Despite the good intentions of these interventions and the improvement they might contribute to, these piecemeal approaches in isolation are not completely sufficient for two main reasons: 1) they ignore interconnections throughout the waste-management chain from production to disposal; 2) they overlook the underlying factors that serve as root causes for why these dynamics (economic, political, social) exist in the first place.
For instance, banning plastic bags alone cannot address the waste problem due to a few reasons. In 2019, the government of Viet Nam launched a campaign targeting zero disposable plastic use in stores, markets, and supermarkets. Despite some progress, the government also realizes its limitation and the need for a more holistic approach, which requires changes in citizens’ behaviours, business mindsets, waste treatment and taxation.
In Da Nang, Viet Nam we tried testing our approach. This work brought together a portfolio of interventions that collectively inform more coherent policy choices in this problem space.
That coherence is achieved by:
- Testing assumptions through field experience.
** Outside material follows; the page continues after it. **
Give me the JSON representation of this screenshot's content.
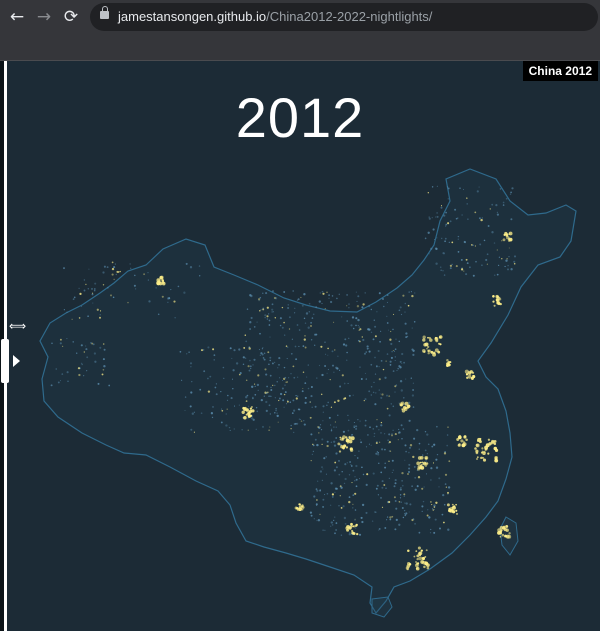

We used ethnography to understand how issues of plastic pollution are experienced by different segments of the population and actors in the waste management system. It helped reveal some “unseen” aspects often missed through traditional data-gathering and analysis. For instance, we discovered the important and seemingly invisible function that informal waste-pickers have in “managing” waste. Their invisibility implies that they are filling a system gap but are not recognized for doing so through official channels. Moreover, the policies and projects stewarded through official mechanisms rarely consider existing social or cultural norms, such as that ordinary people do not want to appear in public handling waste. Perhaps a nuisance, but it can ruin a waste segregation project as our field experiment in Da Nang showed.
- Looking beyond quick technical fixes. Embedding the ethnographic research into the systemic design process allowed us to shift the focus from a framing of “plastic waste” as a technical/management problem to a more nuanced understanding, where behavioral and cultural patterns rise in importance. We were able to see and accept the limitations of exciting tech-driven interventions.
- Taking a life-cycle perspective. As we were reflecting on the artefacts we generated, we could firm out another intuitive hunch that plastic pollution is a tip of the iceberg and a longer-term transformative change would require a shift in how we design, produce, and consume goods and services in the modern economy. While we had ‘circular economy’ in the back of our minds at the outset of this work, here it was beginning to emerge as an imperative direction. Ignore it and you end up chasing ever elusive spectre of waste management.
- Nesting change efforts with local community and develop local examples to drive it. As mentioned, plastic pollution is ultimately a behavioral and cultural challenge, not a technical one. Hence, to seed it in the context we needed to invest in the local community as the social infrastructure through which these behavioural changes can take place. In our experience with incubating the 5 Green Avengers and developing a Circular Economy Hub it created many alternative paths. As we were recently reminded: Systems do not change systems. People do.
As a recognition of this approach, the UNDP team in Viet Nam was asked to support the city to develop the Circular Economy Roadmap marking our transition from being innovators on the fringes of the ecosystem to strategic designers helping shape a new policy vision and framework. This work has garnered further support from Finland, including via Sitra and Japan.
We are now a year and a half into this effort. Around the world, there are ongoing explorations of the strategies, approaches and practices to turn a viable circular economy model into reality, such as the mission-oriented approach to green growth. We are keen to leverage the knowledge and experience of the network and thrive together with the ecosystem.